The fused MoE GEMM only supported gelu_and_mul (exact, erf-based) and
silu_and_mul activations. Models that use the tanh approximation of GELU
in their MoE experts (e.g. Gemma-family architectures) had no matching
activation in the CK fused MoE path. This PR adds gelu_tanh_and_mul so
those models can run their MoE layers on the CK gridwise MoE GEMM.

Technical Details

Adds a new activation gelu_tanh_and_mul = 3 to the MoE GEMM, computed via
the existing FastGelu functor (tanh approximation), alongside the existing
exact Gelu (gelu_and_mul = 0).

  • Enum (gridwise_gemm_xdl_cshuffle_common.hpp): add
    gelu_tanh_and_mul = 3 to the activation enum.
  • Kernel (gridwise_moe_gemm.hpp): add gelu_tanh_and_mul branches
    next to each existing gelu_and_mul site (4 sites: scaled/unscaled ×
    gate/up), applying FastGelu to the gate before the elementwise multiply.
    Reuses the same scale and pk_i4 handling as the silu/gelu paths.
  • CPU reference (reference_moe_gemm.hpp): add an ActivationType == 3
    branch using the host FastGelu, mirroring the existing Silu/Gelu
    branches, so the new activation can be verified against an independent
    oracle. The static_assert is updated to allow {0, 1, 3}.
  • Example/test (moe_gemm1_xdl_fp8_gelu_tanh.cpp + CMakeLists): a
    self-verifying example with ActOP = 3, registered as a smoke ctest.
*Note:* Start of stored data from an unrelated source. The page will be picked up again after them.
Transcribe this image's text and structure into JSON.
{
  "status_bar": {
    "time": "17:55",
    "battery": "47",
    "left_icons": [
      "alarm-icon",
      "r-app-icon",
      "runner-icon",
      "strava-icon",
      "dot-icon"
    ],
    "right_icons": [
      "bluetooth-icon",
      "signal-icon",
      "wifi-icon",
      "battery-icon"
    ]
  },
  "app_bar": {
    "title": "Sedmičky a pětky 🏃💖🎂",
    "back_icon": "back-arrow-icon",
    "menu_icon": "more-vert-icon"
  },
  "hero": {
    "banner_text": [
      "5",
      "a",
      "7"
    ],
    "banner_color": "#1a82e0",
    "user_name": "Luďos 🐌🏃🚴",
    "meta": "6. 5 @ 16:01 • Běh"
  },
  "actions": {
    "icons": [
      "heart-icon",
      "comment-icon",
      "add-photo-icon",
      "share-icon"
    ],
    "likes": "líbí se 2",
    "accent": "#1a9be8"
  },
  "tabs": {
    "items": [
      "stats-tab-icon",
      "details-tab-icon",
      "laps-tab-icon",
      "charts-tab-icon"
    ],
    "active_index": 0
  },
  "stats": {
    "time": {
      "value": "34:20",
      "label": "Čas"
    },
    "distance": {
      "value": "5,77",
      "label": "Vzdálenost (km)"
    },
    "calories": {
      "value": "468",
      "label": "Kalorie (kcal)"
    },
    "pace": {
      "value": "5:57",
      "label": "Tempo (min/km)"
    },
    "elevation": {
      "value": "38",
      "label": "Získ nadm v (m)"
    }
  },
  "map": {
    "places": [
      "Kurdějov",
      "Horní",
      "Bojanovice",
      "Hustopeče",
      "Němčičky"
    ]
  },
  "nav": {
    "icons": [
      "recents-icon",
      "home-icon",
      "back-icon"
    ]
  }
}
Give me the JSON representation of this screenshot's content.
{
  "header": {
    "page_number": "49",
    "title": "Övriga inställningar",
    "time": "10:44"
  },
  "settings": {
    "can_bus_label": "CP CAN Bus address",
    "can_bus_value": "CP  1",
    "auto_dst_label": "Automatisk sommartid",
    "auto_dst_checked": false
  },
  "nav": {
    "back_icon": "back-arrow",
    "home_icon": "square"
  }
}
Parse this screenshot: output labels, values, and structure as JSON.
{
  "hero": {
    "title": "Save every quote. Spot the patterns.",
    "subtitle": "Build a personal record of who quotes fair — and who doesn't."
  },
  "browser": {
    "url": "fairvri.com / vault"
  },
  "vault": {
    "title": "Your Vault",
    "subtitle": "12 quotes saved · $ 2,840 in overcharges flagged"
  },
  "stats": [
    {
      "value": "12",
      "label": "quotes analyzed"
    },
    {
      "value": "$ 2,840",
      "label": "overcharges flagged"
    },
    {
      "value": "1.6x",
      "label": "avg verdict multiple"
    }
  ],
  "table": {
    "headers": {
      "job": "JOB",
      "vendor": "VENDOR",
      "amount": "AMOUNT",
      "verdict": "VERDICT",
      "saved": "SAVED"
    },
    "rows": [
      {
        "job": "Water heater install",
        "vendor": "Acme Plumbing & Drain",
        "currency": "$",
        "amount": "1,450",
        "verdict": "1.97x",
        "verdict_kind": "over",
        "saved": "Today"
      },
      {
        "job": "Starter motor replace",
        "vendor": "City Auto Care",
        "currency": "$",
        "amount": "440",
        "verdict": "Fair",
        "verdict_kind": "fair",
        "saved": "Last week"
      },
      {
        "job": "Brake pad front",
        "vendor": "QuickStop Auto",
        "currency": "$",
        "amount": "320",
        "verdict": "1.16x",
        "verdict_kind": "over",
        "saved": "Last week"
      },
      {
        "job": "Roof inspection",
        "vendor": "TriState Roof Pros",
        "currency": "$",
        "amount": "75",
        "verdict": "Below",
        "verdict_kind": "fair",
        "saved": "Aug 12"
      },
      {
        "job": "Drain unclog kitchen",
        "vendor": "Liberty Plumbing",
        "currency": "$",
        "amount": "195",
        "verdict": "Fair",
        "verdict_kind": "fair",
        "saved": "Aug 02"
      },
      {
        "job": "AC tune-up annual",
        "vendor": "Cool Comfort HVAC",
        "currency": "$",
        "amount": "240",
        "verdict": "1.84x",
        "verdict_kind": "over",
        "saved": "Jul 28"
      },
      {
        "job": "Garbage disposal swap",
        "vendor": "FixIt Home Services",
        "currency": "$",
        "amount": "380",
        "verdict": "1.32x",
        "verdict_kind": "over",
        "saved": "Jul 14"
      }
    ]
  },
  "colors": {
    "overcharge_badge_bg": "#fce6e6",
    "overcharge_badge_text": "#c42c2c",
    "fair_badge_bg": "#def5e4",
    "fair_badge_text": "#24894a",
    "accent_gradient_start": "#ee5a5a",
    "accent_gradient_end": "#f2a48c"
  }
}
Device and host both use FastGelu (the tanh approximation), so the
verification compares matching math.

Test Plan

Added example_moe_gemm1_xdl_fp8_gelu_tanh, a self-verifying example
(registered as a SMOKE_TEST ctest) that runs the gelu_tanh MoE GEMM on
device and checks the result against the CPU reference.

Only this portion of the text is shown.